Он уехал. Собрались мы на совещание. Иван Евдокимович Караулов твердил одно:
– Надо мне идти, другого такого случая может не подвернуться. Снимется банда с места, подастся в сторону границы, тогда ищи-свищи ветра в поле.
Комиссар колебался:
– Уполномоченный согласия не дал.
– Но и не запретил! – кипятился Караулов. – Разоружим банду, и тогда никто нас не осудит.
Уходили дни, надо было принимать решение.
Мы выставили в условленном месте вешку. К вечеру появились четверо провожатых.
Попрощались мы с Иваном Евдокимовичем. Он даже не снял красного околыша со своей знаменитой кубанки.
Пятеро всадников скрылись в густом лесу, а я еще долго прислушивался, как похрустывают сухие сосновые ветки под копытами лошадей.

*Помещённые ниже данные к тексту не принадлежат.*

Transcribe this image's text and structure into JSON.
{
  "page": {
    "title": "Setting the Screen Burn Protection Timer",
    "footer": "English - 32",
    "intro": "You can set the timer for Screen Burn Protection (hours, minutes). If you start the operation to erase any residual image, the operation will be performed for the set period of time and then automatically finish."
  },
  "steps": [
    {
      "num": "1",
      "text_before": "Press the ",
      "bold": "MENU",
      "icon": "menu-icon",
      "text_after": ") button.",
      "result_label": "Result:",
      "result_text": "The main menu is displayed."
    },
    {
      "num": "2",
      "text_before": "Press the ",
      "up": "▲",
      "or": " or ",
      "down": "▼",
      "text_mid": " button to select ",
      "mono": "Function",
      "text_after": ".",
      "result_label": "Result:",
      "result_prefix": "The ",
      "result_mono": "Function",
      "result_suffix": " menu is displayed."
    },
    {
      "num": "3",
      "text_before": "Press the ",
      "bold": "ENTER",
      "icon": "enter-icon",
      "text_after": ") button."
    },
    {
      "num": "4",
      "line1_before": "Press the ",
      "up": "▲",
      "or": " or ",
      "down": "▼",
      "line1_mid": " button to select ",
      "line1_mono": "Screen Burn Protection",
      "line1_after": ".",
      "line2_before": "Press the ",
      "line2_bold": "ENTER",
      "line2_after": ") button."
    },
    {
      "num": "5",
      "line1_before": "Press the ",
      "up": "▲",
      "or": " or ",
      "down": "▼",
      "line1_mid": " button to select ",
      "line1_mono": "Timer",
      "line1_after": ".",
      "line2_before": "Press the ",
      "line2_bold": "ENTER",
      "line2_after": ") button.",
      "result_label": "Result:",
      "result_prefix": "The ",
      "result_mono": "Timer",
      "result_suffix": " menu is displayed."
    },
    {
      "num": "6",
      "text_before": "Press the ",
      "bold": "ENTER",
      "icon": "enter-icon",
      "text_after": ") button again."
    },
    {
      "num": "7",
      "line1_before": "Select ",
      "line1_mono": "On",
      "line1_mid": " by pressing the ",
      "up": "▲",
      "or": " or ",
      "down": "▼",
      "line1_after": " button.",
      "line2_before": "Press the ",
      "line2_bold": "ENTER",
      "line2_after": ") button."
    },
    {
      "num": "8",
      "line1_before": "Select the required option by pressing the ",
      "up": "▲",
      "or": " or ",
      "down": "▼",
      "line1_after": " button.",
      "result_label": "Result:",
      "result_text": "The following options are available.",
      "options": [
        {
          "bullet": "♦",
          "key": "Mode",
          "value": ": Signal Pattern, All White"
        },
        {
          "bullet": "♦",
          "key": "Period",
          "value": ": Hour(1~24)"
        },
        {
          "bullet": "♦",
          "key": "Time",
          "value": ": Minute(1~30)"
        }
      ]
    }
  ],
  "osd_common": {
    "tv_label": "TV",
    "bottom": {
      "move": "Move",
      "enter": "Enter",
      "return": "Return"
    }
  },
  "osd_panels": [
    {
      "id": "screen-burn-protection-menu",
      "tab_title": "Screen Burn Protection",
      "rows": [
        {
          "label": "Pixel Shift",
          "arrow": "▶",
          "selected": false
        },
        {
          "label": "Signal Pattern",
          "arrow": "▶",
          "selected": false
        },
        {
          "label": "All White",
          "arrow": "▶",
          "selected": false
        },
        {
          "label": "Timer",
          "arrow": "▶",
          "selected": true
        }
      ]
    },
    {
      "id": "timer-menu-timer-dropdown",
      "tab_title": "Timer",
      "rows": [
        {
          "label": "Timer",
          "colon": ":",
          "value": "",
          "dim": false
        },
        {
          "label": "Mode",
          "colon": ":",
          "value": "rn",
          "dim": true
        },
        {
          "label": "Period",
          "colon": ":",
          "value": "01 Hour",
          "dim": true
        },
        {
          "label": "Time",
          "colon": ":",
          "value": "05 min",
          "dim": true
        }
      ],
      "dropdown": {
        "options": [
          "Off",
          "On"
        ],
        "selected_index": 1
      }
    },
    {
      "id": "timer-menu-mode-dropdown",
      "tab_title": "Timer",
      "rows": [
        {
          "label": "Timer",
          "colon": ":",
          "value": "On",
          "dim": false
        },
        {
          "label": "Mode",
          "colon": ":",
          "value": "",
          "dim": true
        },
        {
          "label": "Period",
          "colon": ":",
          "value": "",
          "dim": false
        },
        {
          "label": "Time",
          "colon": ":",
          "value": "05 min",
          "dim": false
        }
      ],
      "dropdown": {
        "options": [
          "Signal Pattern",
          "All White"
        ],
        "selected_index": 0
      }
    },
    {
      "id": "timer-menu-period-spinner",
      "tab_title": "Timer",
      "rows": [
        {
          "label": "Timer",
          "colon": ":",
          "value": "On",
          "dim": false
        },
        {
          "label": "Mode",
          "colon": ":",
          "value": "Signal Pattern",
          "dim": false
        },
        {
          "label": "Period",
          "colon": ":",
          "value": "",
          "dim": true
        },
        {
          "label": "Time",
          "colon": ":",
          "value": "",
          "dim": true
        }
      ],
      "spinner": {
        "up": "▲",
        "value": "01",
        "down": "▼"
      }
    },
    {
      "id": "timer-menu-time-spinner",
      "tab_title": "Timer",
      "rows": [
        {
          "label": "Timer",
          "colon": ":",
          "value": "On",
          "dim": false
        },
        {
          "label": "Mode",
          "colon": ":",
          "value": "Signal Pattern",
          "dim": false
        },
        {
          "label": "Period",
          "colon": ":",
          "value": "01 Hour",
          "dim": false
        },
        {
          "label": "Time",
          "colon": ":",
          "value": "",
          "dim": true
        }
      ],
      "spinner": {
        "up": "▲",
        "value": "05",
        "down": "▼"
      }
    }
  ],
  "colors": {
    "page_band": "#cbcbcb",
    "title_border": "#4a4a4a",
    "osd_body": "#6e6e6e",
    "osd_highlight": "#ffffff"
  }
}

На душе было тяжело. Сам отправлялся в этот же путь, никаких дурных предчувствий не ведал. А тут сосет под ложечкой.
Караулов должен был вернуться на следующий день. Ну что там прохлаждаться? Растолковал политику партии и правительства, раздал листовки-воззвания с текстом об амнистии…
Мы выставили дальние дозоры, привели отряд в боевую готовность: мало ли чего…
В условленное время Караулов не вернулся. И на второй день его не было, и на третий. У меня в голове роились самые черные мысли. А тут еще подлил масла в огонь оперуполномоченный. Он вновь появился в отряде и дал всему свою оценку: «Непродуманность действий…», «Отсутствие чекистского чутья!», «Заигрывание с бандитами!», «За такое надо отдавать под ревтрибунал!».
Я не выдержал и сказал ему:
– Вместо того чтобы говорить умные слова, посоветовали бы что-нибудь дельное, годное на нынешний случай.
За эту горячность меня отчитал комиссар.
Комиссар учился до революции в Московском университете и прививал нам с Карауловым хорошие манеры. Мы его любили, но считали чудаковатым интеллигентом.
На четвертый день один из бойцов привел в штаб перепуганную женщину лет тридцати пяти.
– Товарищ Дубов, послушайте, что она торочит. Муж у нее в банде, носила ему чистое споднее, вот вернулась.
Из путаного, сбивчивого рассказа женщины можно было понять одно: «Банда замучила самого главного чекиста».
– Да кто он? Как выглядит? – спрашивали мы у женщины.
Увы, она все знала с чужих слов.
Погиб Караулов… Самый главный чекист – это он.
Оперуполномоченный пригласил меня «на беседу».
– Я, Дубов, полистал твое личное дело и не нашел, где ты предупреждаешь, что твой сродственник руководит бандой.
Поясняю:
– Родственник-то он мне – десятая вода на киселе, я о таком и сам не знал, пока банду не проведал. Но мне думается, что он в гибели Ивана Евдокимовича не виновен. Выясним, что к чему, тогда и будем судить-рядить.
– И рядить будем, и судить будем, уж так это черное дело не обойдется. А пока на всякий случай сдай-ка ты оружие, – потребовал оперуполномоченный. А когда мой наган очутился в его руках, сказал: – Ты Караулова послал на верную гибель. Был в логове банды, а родственные чувства помешали тебе трезво оценить оперативную обстановку.
– Не родственные!
Но тут я невольно вспомнил, какое впечатление на меня произвел рассказ Черногуза о гибели моего отца. Конечно, я тогда расчувствовался, раскис, как хлебный мякиш в теплой воде. Даже без слов оперуполномоченного во мне росло чувство вины за гибель Караулова. Теперь это чувство обострилось. Моя поездка к Надежде была абсолютно непродуманной, неподготовленной операцией. Но там действовали двое наших: опытнейший чекист Савон Илларионович и храбрый паренек Леня. Их опыта и храбрости оказалось недостаточно. А отправляя в банду Караулова, мы полностью положились на Черногуза. Но если подойти к случившемуся по-чекистски, имели ли мы право на такую отчаянную доверчивость? Тогда, когда пришло известие о гибели Караулова, я уже сам во всем сомневался. И если бы в то время надо мною состоялся суд, я бы признался: «Да, виновен!»